そうして無事に昼の営業をやりとげたならば、午後の二時過ぎに遅めのランチをいただく。本日は定番メニューであるポークカレーと簡単なサラダがまかないに選ばれたが――そこでアイリスが、おずおずと発言した。
「……あのさ、もう二百円払うから、おかわりしてもいいかな?」
「おお、そいつは頼もしいこったな。追加料金なんざいらねえから、好きなだけ食ってくれ」
「マジで? そっちの損になったりしない?」
「なりゃしねえよ。あれだけ働いてくれりゃあ、時給を上げたいぐらいなんだけどな。そうすると働く日数を減らさなきゃいけねえってんだから、めんどくせえ話だよ。そのぶん食って、もとを取ってくんな」
親父は誰に対しても気さくであるが、きっとアイリスに対してはひときわの厚意を抱いているのだろう。そうでなければ、いくら親父でもいきなり居候を許すはずがないのだ。そしてアイリスも親父のそういった心情を感じ取って、素直に気安く振る舞っているのかもしれなかった。
ともあれ――アイリスが幸せそうに食事を進めるさまを見守るのは、俺にとって至福のひとときである。

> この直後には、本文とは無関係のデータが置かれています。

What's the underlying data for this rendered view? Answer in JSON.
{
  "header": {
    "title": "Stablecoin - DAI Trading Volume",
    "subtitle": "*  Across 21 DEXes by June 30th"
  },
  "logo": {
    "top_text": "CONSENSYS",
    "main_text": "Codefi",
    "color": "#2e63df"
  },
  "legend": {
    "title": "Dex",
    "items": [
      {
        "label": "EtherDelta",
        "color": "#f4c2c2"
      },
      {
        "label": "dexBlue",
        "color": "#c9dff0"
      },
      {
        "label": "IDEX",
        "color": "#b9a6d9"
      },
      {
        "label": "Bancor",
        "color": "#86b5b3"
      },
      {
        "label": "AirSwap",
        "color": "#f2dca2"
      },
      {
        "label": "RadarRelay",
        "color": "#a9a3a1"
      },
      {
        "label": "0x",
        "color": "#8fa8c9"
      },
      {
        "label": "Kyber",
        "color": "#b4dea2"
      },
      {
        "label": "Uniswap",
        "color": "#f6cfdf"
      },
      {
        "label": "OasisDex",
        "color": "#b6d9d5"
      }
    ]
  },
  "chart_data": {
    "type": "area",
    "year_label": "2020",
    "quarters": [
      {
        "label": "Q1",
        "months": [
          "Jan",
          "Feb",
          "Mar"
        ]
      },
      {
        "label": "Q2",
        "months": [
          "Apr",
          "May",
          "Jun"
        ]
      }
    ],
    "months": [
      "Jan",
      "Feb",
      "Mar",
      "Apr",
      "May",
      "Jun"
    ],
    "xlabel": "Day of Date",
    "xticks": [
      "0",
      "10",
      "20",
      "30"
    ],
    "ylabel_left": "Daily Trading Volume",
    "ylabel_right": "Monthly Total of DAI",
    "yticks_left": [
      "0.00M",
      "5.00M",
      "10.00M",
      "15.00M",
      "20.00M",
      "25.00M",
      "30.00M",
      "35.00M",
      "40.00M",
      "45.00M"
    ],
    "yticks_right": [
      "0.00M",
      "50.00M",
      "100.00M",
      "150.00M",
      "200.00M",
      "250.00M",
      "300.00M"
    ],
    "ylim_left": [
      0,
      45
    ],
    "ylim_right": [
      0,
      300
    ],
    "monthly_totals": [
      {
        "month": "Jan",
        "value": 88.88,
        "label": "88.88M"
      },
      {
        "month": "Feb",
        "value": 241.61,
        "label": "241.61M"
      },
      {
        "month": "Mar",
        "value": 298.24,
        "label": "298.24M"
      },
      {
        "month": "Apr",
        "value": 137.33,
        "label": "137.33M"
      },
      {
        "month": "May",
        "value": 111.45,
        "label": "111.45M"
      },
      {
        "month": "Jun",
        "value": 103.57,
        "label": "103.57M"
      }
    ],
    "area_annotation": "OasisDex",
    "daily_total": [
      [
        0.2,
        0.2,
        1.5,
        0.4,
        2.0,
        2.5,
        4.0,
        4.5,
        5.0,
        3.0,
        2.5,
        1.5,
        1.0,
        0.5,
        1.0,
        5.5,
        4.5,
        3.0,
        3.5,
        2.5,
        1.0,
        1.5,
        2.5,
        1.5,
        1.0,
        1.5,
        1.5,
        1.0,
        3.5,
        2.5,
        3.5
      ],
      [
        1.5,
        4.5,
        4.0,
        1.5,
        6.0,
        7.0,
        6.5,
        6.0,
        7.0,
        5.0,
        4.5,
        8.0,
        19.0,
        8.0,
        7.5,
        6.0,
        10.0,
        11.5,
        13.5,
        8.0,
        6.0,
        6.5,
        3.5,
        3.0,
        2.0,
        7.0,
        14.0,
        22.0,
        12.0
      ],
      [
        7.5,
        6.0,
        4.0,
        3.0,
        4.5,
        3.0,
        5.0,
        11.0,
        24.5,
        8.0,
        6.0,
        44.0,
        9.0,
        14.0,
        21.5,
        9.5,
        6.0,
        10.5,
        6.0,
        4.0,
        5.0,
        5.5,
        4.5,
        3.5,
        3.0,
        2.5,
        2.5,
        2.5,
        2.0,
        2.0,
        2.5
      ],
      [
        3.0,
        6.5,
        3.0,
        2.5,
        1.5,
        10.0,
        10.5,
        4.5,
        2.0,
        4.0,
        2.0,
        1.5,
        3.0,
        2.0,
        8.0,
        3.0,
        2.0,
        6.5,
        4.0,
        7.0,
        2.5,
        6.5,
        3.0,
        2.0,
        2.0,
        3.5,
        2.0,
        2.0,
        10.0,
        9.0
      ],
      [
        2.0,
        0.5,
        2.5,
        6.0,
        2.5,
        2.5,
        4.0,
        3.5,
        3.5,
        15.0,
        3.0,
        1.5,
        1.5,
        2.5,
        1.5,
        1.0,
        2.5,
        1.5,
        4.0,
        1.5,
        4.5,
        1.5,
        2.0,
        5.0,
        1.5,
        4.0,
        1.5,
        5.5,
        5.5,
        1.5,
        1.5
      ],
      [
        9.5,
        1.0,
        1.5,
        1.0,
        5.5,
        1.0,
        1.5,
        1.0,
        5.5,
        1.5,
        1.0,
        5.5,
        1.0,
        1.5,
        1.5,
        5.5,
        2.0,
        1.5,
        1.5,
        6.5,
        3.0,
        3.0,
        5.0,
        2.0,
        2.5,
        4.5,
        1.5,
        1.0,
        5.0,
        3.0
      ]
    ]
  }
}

すると、そんな俺の心情を見透かした様子で、アイリスはまた顔を赤くした。
「んーだよ? 今日はがっつり稽古したから、腹が減ってんだよ」
「そ、そっか。うちの料理をたくさん食べてもらえたら、俺も嬉しいよ」
アイリスは「ふん!」と鼻を鳴らしてから、おかわりのカレーを豪快にかきこむ。
そうすると、俺の心はたちまち温かいものでくるまれてしまうのだった。
2026.5/17
千葉県は2025年に最低賃金の額が変更されましたが、当作はそれよりも古い時代であると設定していますので、過去の法令に合わせた内容になっています。